Shamo Abbey

Personal information
- Full name: Ebenezer Shamo Abbey
- Date of birth: 28 April 1980 (age 44)
- Place of birth: Accra, Ghana
- Height: 1.82 m (6 ft 0 in)
- Position(s): Forward

Youth career
- 1995–1997: Real Tamale United

Senior career*
- Years: Team / Apps / (Gls)
- 1998: Real Tamale United / 30 / (19)
- 1999: Okwahu United / 11 / (3)
- 1999: FC St.

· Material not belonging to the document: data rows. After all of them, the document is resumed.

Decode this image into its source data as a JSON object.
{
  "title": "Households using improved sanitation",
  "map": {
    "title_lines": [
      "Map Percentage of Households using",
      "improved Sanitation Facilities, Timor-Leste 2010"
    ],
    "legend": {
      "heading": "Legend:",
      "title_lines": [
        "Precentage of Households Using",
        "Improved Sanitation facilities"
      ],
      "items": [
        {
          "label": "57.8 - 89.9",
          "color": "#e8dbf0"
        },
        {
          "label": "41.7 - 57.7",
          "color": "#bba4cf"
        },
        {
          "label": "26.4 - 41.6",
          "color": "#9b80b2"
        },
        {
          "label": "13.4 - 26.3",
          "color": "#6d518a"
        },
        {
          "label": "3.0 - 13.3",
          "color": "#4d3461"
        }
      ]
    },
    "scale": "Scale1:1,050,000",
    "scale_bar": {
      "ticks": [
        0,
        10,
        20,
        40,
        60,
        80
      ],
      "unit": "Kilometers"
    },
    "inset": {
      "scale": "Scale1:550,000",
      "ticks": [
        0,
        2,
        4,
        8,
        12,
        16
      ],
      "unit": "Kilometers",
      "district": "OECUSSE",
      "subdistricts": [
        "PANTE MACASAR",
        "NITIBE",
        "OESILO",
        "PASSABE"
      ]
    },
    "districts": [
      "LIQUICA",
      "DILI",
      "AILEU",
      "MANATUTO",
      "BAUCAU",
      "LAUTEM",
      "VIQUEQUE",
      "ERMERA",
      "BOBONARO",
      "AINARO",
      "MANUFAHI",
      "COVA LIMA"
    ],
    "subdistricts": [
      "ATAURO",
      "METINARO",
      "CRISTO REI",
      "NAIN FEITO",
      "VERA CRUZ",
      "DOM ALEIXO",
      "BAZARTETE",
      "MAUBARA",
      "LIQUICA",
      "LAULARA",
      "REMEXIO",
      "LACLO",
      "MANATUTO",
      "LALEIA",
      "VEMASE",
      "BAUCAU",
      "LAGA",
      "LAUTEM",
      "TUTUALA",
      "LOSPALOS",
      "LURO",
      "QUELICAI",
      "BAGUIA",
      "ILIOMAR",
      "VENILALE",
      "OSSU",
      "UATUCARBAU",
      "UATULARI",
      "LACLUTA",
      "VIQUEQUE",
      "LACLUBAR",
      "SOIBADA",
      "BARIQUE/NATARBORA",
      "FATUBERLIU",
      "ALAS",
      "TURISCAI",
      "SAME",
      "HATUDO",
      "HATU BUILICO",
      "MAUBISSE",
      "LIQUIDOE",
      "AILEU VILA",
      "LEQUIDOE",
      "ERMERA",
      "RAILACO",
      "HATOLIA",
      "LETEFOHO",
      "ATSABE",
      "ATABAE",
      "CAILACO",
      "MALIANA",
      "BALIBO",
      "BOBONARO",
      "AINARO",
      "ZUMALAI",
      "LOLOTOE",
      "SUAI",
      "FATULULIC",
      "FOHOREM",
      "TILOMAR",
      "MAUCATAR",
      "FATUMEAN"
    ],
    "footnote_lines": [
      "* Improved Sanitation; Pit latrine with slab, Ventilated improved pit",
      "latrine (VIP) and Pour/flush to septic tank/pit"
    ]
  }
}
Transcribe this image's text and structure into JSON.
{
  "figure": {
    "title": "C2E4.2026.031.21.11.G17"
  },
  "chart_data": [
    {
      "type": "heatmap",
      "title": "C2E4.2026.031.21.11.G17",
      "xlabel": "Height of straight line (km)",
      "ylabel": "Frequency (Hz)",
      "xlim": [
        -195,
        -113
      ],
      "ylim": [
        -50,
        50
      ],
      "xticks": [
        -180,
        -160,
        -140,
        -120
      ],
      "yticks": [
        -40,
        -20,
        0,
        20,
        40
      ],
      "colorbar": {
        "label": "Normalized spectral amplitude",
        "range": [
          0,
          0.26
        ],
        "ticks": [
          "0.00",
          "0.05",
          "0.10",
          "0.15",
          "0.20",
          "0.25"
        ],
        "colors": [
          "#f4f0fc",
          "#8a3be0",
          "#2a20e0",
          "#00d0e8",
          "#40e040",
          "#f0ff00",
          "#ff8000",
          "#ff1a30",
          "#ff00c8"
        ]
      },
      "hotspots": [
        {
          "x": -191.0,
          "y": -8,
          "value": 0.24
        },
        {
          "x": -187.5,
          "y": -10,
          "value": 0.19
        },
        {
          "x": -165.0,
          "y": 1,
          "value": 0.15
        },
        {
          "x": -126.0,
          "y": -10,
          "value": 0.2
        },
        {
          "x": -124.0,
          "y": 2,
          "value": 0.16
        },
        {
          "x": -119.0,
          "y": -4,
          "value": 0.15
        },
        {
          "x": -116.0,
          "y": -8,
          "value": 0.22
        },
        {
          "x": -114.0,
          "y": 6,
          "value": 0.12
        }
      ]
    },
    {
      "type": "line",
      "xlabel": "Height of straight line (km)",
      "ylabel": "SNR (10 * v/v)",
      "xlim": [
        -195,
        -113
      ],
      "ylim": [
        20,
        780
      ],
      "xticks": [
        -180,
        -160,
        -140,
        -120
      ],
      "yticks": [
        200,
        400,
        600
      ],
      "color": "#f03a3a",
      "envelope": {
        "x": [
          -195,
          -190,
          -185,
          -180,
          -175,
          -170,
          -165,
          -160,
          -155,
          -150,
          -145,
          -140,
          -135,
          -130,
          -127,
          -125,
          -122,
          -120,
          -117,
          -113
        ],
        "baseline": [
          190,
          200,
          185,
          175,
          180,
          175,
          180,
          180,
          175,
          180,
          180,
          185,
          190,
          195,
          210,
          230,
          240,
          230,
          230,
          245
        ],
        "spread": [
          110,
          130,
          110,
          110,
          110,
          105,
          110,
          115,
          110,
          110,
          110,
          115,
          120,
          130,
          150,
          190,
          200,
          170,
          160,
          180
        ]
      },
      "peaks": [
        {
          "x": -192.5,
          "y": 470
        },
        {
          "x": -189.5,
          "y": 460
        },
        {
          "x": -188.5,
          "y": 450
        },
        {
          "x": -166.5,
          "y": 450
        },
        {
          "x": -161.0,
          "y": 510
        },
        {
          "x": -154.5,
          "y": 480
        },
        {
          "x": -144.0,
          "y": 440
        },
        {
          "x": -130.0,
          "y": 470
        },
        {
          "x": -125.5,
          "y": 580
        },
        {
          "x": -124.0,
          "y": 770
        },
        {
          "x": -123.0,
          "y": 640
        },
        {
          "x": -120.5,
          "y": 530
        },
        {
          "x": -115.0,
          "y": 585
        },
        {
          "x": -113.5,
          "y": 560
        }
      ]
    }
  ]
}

Pauli / 10 / (0)
- 2000: Asante Kotoko / 12 / (1)
- 2000–2002: Stade Malien / 24 / (7)
- 2003: Dong A Bank / 20 / (3)
- 2004: Song Lam Nghe An / 8 / (0)
- 2005–2006: Bình Dương / 25 / (4)
- 2007: Song Lam Nghe An / 20 / (9)
- 2007: Khatoco Khánh Hoà / 16 / (2)
- 2008: Hearts of Oak / 11 / (1)
- 2009: Viettel FC / 14 / (5)
- 2009–2010: Bình Dương / 21 / (8)

= Shamo Abbey =

Ghanaian footballer (born 1980)

Ebenezer Shamo Abbey (born 28 April 1980) is a Ghanaian former professional footballer who played as a forward.

==Career==
Abbey was born in Accra. He played in Ghana for Real Tamale United, Okwahu United, Asante Kotoko, in Germany FC St. Pauli and in Mali for Stade Malien. In Vietnam for Dong A Bank, Song Lam Nghe An, Bình Dương, Khatoco Khánh Hoà and Viettel FC.